We left Tom in our cabin with four full briefcases of paperwork to sort out, and went to see Harry Stein.

We found him where I expected to, in a secluded corner of the metals shop, behind a desk with stacks of pamphlets, journals and papers that would have been improbable in a full gee. He and a Tensor lamp were hunched over an incredibly ancient typewriter. One massive roll fed clean paper into it, another took up the copy. I noted with approval that the manuscript’s radius was two or three centimeters thicker than when last I’d seen it. “Say hey, Harry. Finishing up chapter one?”

He looked up, blinked. “Hey, Charlie. Good to see you.” For him it was an emotional greeting. “You must be her sister.”

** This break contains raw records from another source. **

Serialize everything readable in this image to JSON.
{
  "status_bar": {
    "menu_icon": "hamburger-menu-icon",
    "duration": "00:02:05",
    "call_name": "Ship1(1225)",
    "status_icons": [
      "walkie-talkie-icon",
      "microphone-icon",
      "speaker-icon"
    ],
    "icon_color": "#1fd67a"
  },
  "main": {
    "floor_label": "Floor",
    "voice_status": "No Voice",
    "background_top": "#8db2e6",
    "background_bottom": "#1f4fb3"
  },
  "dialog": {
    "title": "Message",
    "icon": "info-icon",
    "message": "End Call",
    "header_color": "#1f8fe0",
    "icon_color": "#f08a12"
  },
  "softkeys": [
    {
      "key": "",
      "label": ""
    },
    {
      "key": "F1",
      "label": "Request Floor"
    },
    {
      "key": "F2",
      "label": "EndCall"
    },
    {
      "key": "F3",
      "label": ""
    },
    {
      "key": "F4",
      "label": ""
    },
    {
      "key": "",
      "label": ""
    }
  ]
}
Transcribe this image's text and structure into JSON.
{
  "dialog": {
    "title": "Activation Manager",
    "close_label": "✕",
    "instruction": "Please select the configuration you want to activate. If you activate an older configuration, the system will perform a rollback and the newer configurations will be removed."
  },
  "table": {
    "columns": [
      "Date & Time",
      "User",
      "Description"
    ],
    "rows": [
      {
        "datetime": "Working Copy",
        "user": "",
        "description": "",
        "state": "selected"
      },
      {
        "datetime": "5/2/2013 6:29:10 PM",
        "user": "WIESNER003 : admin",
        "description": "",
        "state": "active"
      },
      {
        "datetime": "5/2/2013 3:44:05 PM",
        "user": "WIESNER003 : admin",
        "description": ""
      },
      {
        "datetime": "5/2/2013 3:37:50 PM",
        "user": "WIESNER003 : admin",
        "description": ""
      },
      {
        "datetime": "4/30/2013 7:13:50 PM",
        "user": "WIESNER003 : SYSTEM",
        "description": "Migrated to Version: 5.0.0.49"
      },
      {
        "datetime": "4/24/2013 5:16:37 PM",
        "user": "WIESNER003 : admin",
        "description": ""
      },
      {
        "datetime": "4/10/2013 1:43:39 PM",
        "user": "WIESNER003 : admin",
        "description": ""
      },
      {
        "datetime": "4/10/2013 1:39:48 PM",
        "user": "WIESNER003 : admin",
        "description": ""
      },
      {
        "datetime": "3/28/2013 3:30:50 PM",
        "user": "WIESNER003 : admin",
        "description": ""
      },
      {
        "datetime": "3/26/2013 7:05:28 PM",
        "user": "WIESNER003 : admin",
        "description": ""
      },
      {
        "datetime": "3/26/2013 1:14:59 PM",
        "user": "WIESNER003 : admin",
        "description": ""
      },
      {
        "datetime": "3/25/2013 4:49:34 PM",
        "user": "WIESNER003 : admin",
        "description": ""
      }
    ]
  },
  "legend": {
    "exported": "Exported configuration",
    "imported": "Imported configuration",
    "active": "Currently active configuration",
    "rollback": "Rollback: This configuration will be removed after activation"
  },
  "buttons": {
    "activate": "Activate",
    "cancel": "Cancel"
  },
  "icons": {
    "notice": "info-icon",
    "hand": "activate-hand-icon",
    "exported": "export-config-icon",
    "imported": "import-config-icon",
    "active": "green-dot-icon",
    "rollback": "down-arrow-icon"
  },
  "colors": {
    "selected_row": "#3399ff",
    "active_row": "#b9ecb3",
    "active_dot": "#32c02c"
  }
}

Norrey nodded gravely. “Hi, Harry. I’m glad to meet you. I hear those candles in Liberation were your idea.” Harry shrugged. “She was okay.”

“Yes,” Norrey agreed. Unconsciously, instinctively, she was taking on his economical word usage—as Shara had before her.

“I,” I said, “will drink to that proposition.”

Harry eyed the thermos on my belt, and raised an eyebrow in query.

“Not booze,” I assured him, unclipping it. “On the wagon. Jamaican Blue Mountain coffee, fresh from Japan. Real cream. Brought it for you.” Damn it, I was doing it too.

Harry actually smiled. He produced three mugs from a nearby coffeemaker unit (personally adapted for low gee), and held them while I poured. The aroma diffused easily in low gee; it was exquisite. “To Shara Drummond,” Harry said, and we drank together. Then we shared a minute of warm silence.

Harry was a fifty-year-old ex-fullback who had kept himself in shape. He was so massive and formidably packed that you could have known him a long time without ever suspecting his intelligence, let alone his genius—unless you had happened to watch him work. He spoke mostly with his hands. He hated writing, but put in two methodical hours a day on The Book. By the time I asked him why, he trusted me enough to answer. “Somebody’s gotta write a book on space construction,” he said. Certainly no one could have been better qualified. Harry literally made the first weld on Skyfac, and had bossed virtually all construction since. There was another guy who had as much experience, once, but he died (his “suit sold out,” as the spacemen say: lost its integrity). Harry’s writing was astonishingly lucid for such a phlegmatic man (perhaps because he did it with his fingers), and I knew even then that The Book was going to make him rich. It didn’t worry me; Harry will never get rich enough to retire.